Луна забралась высоко, совсем как солнце. А солнце светило кротко и нежно, будто луна.
Наступила настоящая весна, шеи у пшеничных ростков окрепли, за ними окрепли и спины. Люди высыпали в поля поливать посевы, полоть сорняки. Даже больные, кто еще кое-как шевелился, вышли работать. И в Динчжуане, и в соседних Хуаншуе и Лиэрчжуане, и в дальних Сяцзяцзи, Гудаокоу, Лаохэкоу и Минванчжуане – везде началась весенняя страда, люди забрасывали на плечи мотыги, хватали лопаты и шли в поле. А отец ездил из деревни в деревню и продавал свои черные гробы. Приехав на новое место, он ставил на торговом пятачке стол, выкладывал на него стопку казенных бланков с печатью уездной управы, и деревню облетала новость: больным лихоманкой отпускают черные гробы по себестоимости, по одному в руки, всех дел – заполнить бланк, указать свою фамилию и имя, возраст, краткую историю болезни, текущие симптомы, затем поставить на бланке подпись, отпечаток пальца красными чернилами и селькомовскую печать, подтверждающую, что ты болеешь и не сегодня завтра помрешь. В магазине за такой черный гроб просят четыреста, а то и пятьсот юаней, а с бланком отдашь всего двести юаней за штуку.

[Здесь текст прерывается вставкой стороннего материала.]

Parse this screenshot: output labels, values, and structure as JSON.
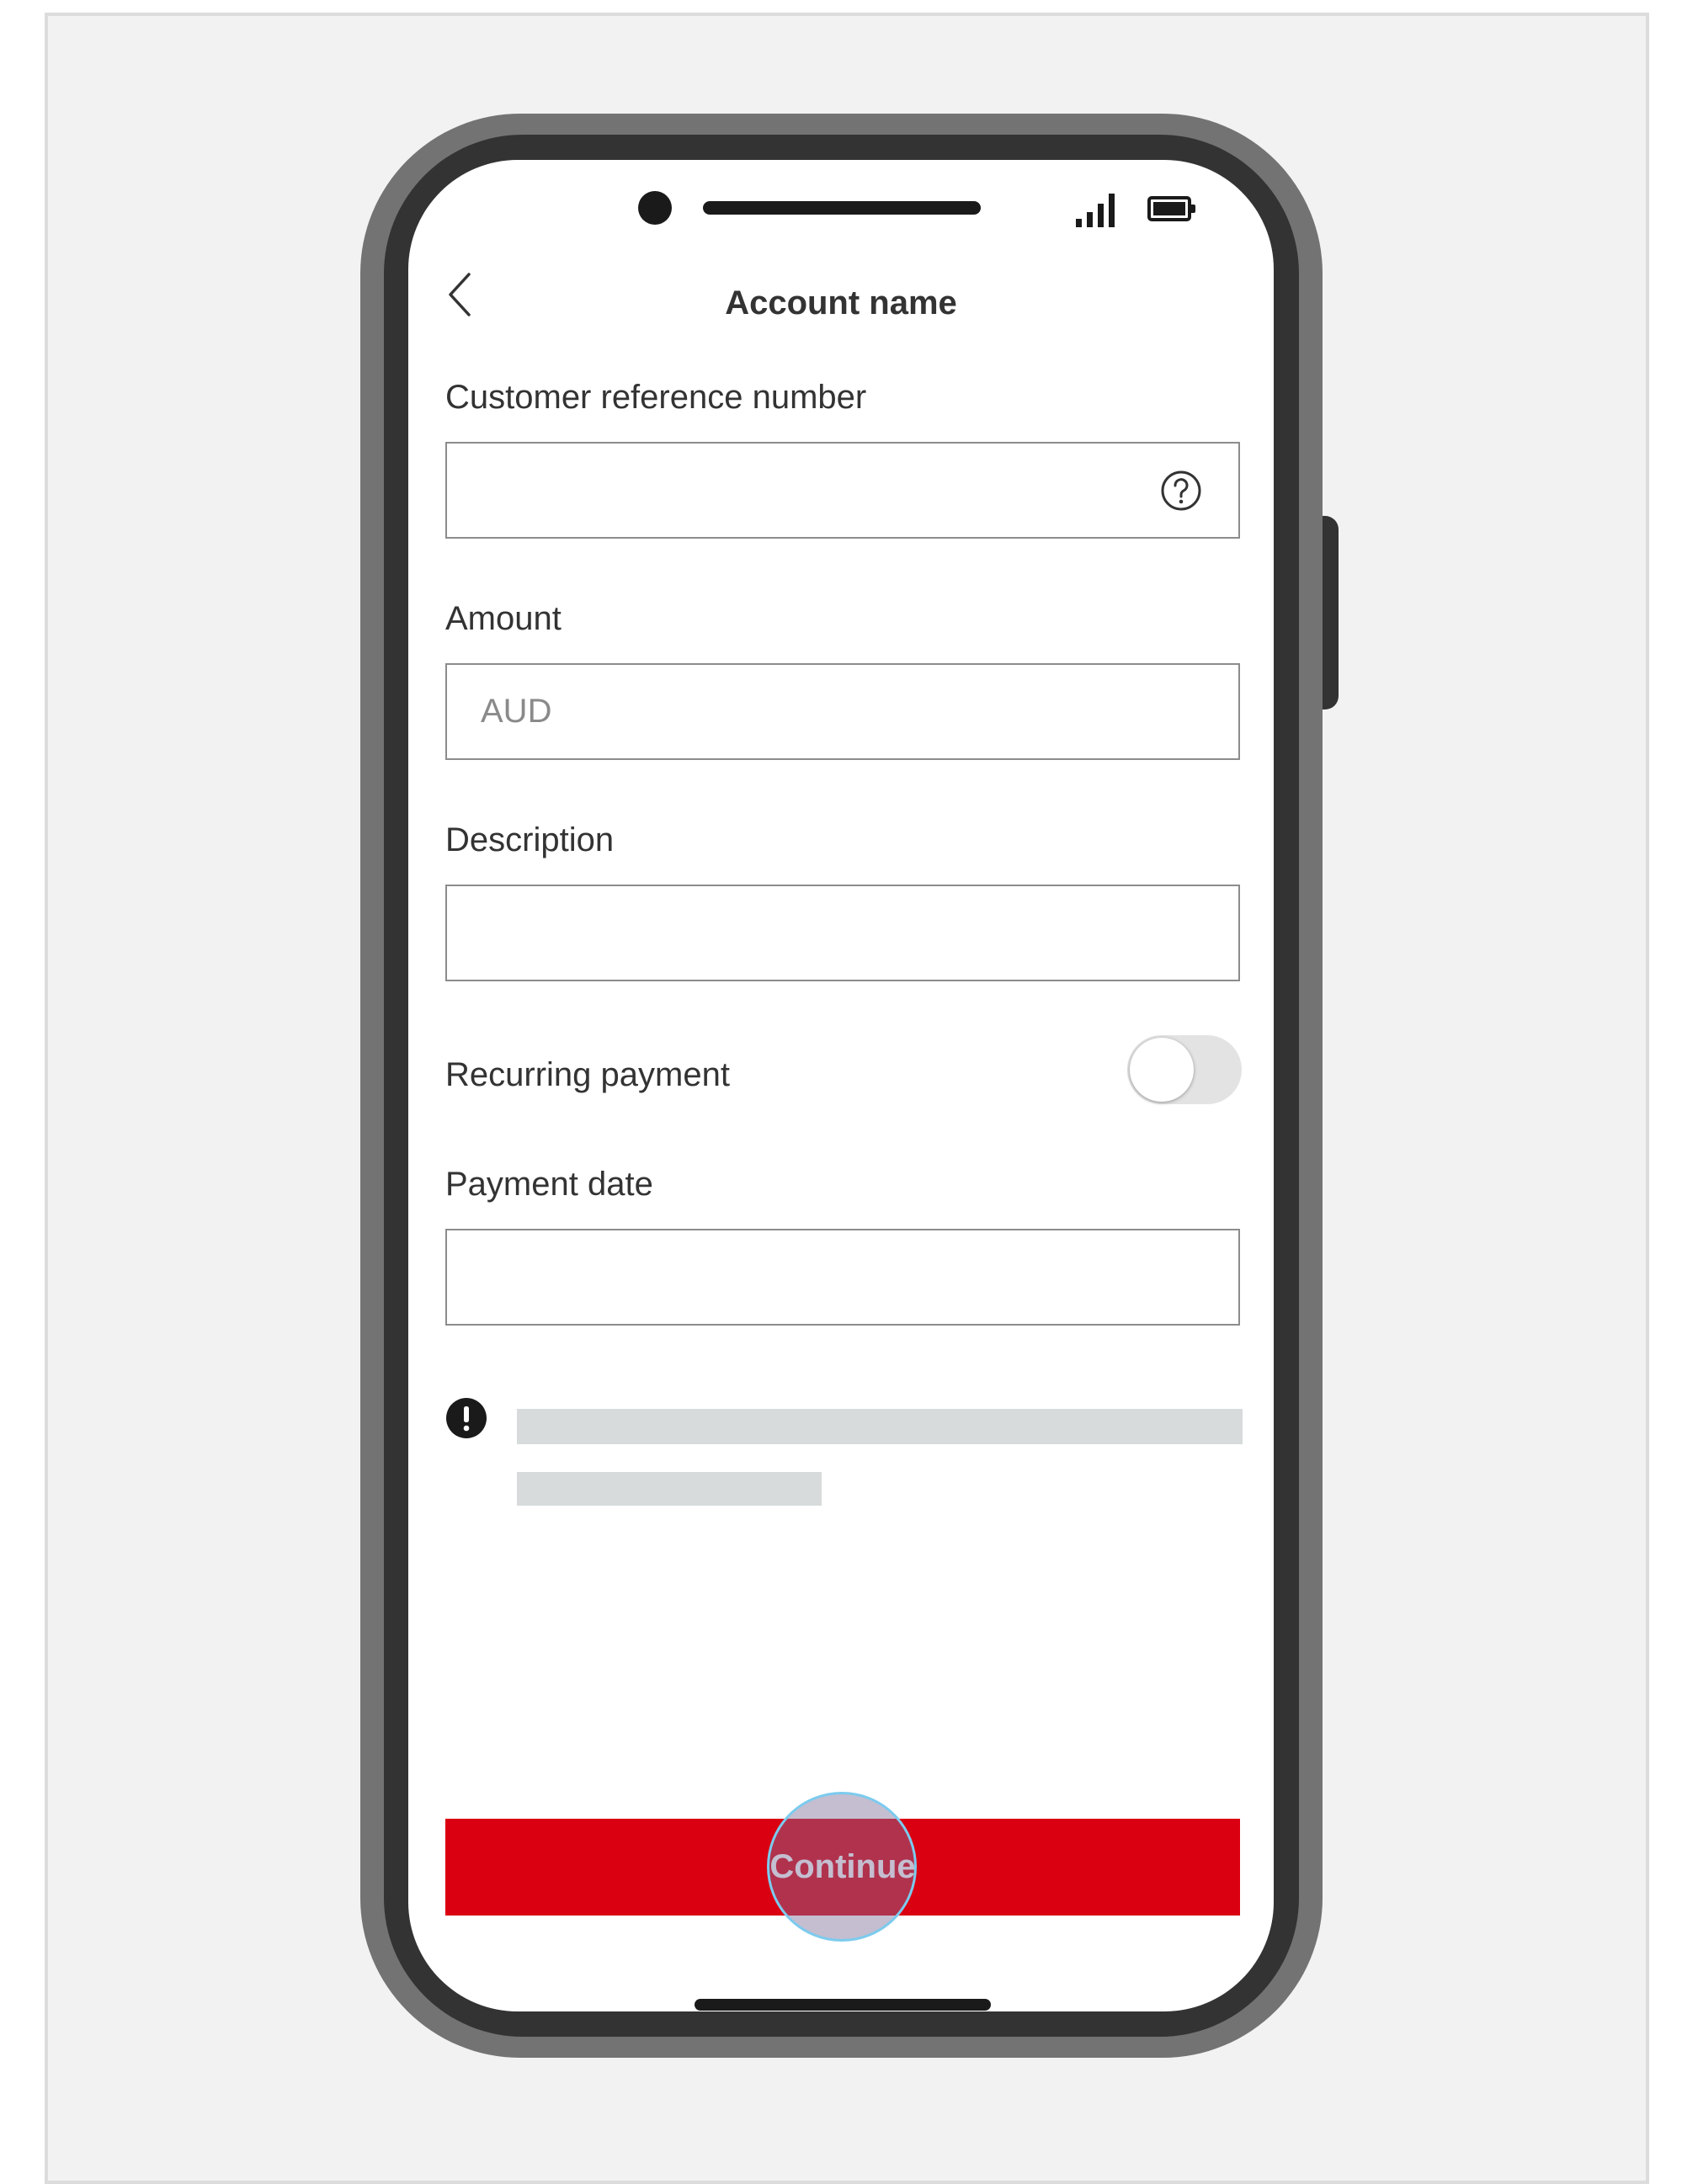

Получишь льготный гроб от управы.
Куда бы отец ни приехал, везде его принимают как дорогого гостя, встречают от самой околицы. Вчера он обслуживал больных в Лаохэкоу, а сегодня прибыл в Минванчжуан. Минванчжуан стоит на правом берегу пересохшего русла, за несколько десятков ли от Динчжуана. Лихоманка в Минванчжуане успела разгуляться в полную силу, и с гробами здесь было туго, все равно как с рисом в голодный год. Отец тронулся в путь рано утром, заехал в уездный центр, сдал вчерашние бланки, погрузил в машины восемьдесят черных гробов и поехал в Минванчжуан.

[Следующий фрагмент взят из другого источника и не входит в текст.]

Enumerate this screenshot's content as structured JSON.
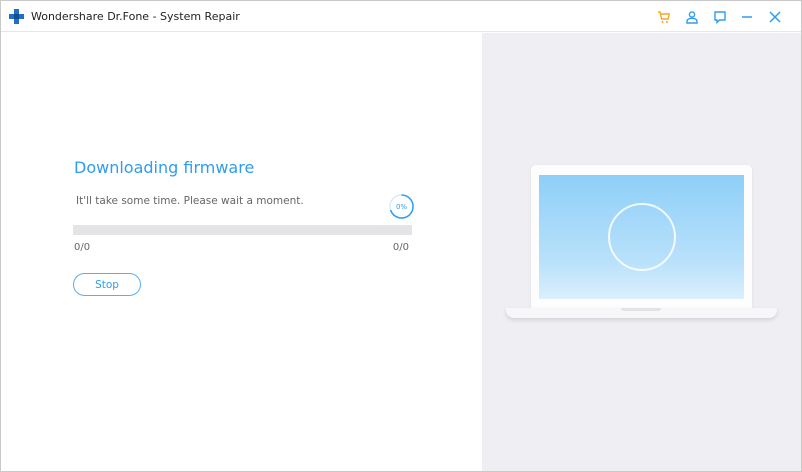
{
  "window": {
    "title": "Wondershare Dr.Fone - System Repair",
    "logo_icon": "plus-cross-logo-icon",
    "controls": [
      {
        "name": "cart-icon",
        "color": "#f5a623"
      },
      {
        "name": "account-icon",
        "color": "#2e9df0"
      },
      {
        "name": "feedback-icon",
        "color": "#2e9df0"
      },
      {
        "name": "minimize-icon",
        "color": "#2e9df0"
      },
      {
        "name": "close-icon",
        "color": "#2e9df0"
      }
    ]
  },
  "download": {
    "heading": "Downloading firmware",
    "subtext": "It'll take some time. Please wait a moment.",
    "percent_label": "0%",
    "progress_fraction": 0,
    "count_left": "0/0",
    "count_right": "0/0",
    "stop_label": "Stop"
  },
  "colors": {
    "accent": "#2e9df0",
    "cart": "#f5a623",
    "track": "#e4e4e6",
    "illustration_bg": "#efeef2"
  }
}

К полудню прибыл на место.
Дорога в Минванчжуан тянулась вдоль старого русла, завидев на ней отцовы грузовики, люди бросили полоть сорняки и поливать посевы и побежали навстречу. Солнце сияло над головой, будто золотой слиток, и деревня лоснилась под его лучами, кирпичные особняки и дома с черепичными крышами, построенные на кровяные деньги, впитывали весеннее солнце, а на стеклянных окнах и дверях, на облицованных белоснежной плиткой стенах кровяных домов играли золотые лучи, и от этого в Минванчжуане было еще теплее и светлее. Два больших грузовика привезли на торговый пятачок восемьдесят черных гробов, гробы возвышались над кузовами, словно лаково-черные горные хребты. В ноздри ударил резкий аромат черной краски, и с первым порывом ветра Минванчжуан затопило новыми запахами: запахом черного лака, запахом белой стружки, запахом желтого клея, запахом железных гвоздей, скреплявших доски, эти запахи ворвались в деревню, разом заглушив благоухание весенних полей. И все улочки, все переулки Минванчжуана наполнились лаково-черным гробовым запахом.